As mentioned, experimentation isn’t particularly prevalent here and, as such, it’s prudent to note the immense tonal and instrumental variation on the record, from Matt’s soft, airy melodies on tracks like ‘Chinese Lake Reflections’ and ‘The Wind In The Woods’ to more upbeat, rhythmic dance tunes like album-opener ‘The Morning Thrush,’ on which he displays a rather thrilling vibrato, and ‘The Mason’s Apron,’ whereby he and The Chieftain’s Derek Bell engage their respective flute and oboe in spine-tingling polyphony. Bell also pops up in his usual capacity as a harpist throughout, most notably on ‘The Babbling Brook,’ adding classical overtones to Molloy’s instrumental acrobatics.

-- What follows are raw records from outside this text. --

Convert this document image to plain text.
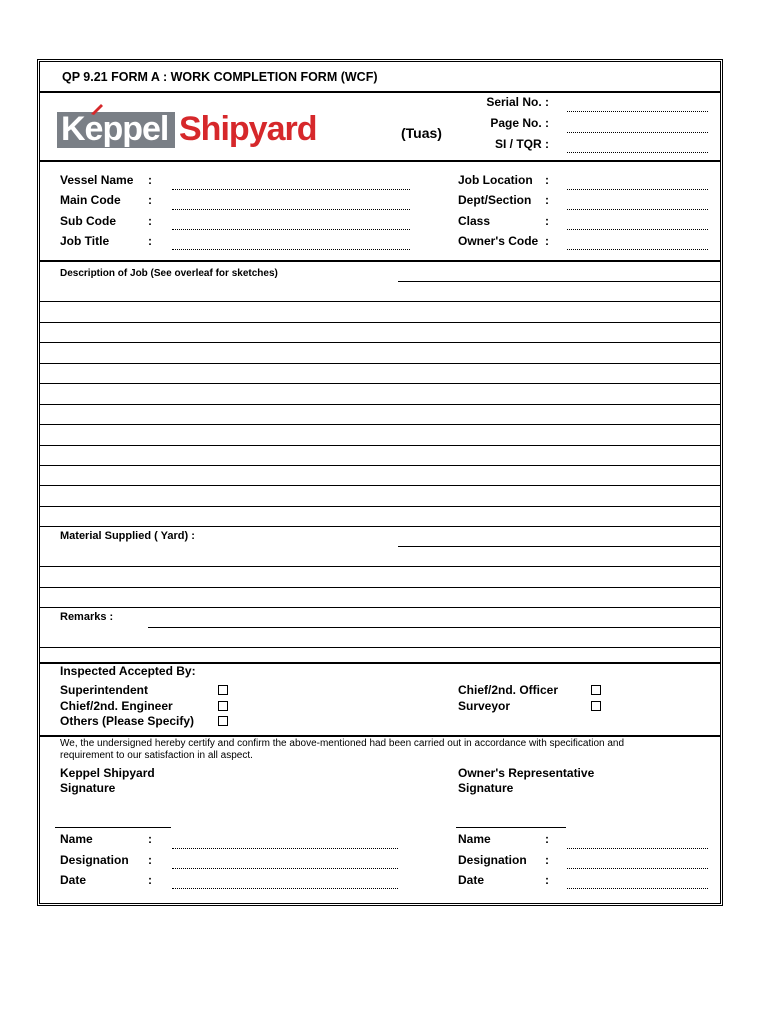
QP 9.21 FORM A : WORK COMPLETION FORM (WCF)
Keppel Shipyard	(Tuas)
Serial No. :
Page No. :
SI / TQR :
Vessel Name :
Main Code :
Sub Code	:
Job Title	:
Job Location :
Dept/Section :
Class	:
Owner's Code :
Description of Job (See overleaf for sketches)
Material Supplied ( Yard) :
Remarks :
Inspected Accepted By:
Superintendent
Chief/2nd. Engineer
Others (Please Specify)
Chief/2nd. Officer
Surveyor
We, the undersigned hereby certify and confirm the above-mentioned had been carried out in accordance with specification and
requirement to our satisfaction in all aspect.
Keppel Shipyard
Signature
Owner's Representative
Signature
Name	:
Designation :
Date	:
Name	:
Designation :
Date	:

Guitarist Stephen Cooney provides rhythmic jazz chords to ‘The Wind In The Woods,’ on which Bell’s harp combines intricately with Molloy’s soothing tones to mimic almost perfectly a clarinet- the most unlikely of methods. The composition, though barely exceeding two minutes, is an undoubted highlight. It’s first of two songs written by accordionist Mairtín O’Connor, the second being ‘The Babbling Brook.’ Percussion is provided throughout by guitar or bodhrán, the latter from the hands of Christy Moore, who prefers to use his fingers rather than the palm or beater for a more subtle tone.
‘The Banshee’ (literally ‘female fairy’ whose appearance, celtic mythology holds it, precipitates the death of a close family member) is the only entirely solo flute piece on the album, and Molloy’s chilling higher-register jaunts are intended to imitate her legendary cry. It’s preceded by Shadows on Stone’s
magnum opus, the eleven-minute montage of traditional Scottish and Irish pieces ‘Music of the Seals.’ It’s based around another Scotch-Irish legend, that of the fisherman who marries a seal-woman, keeping her on land by hiding her seal skin from her. Ridiculous, sure, but also indicative of a more touching realistic truth; the pieces on show range from the highly-rhythmic cello-assisted ‘Seal-Hunter’s Fling’ through slower laments to the seal’s eventual exhilaration as she returns to her natural habitat, with the quick-paced reel ‘Seal Morning’ in which the cello returns in a far more celebratory setting.
Shadows on Stone
is the flutist’s fourth jaunt into the world of solo recording. Though a huge Chieftains fan, I’m yet to hear the rest of his recordings but if this is indicative of his talents, it’s sure to be a treat. Shadows on Stone
is simultaneously adventurous and conservative- adventurous because he takes in so many different pieces and influences and pulls them off so spectacularly, but equally structurally conservative. It strikes an amicable balance for me between the instant gratification of the familiar and infectious melodies and the added depth to be heard in the luxurious suite ‘Music of the Seals’ and the traditional Taiwanese adaption ‘Chinese Lake Reflections.’ As an introduction to Irish music, Shadows on Stone
may serve as a half-way house of sorts, but it’s equally worth considering on its own merits.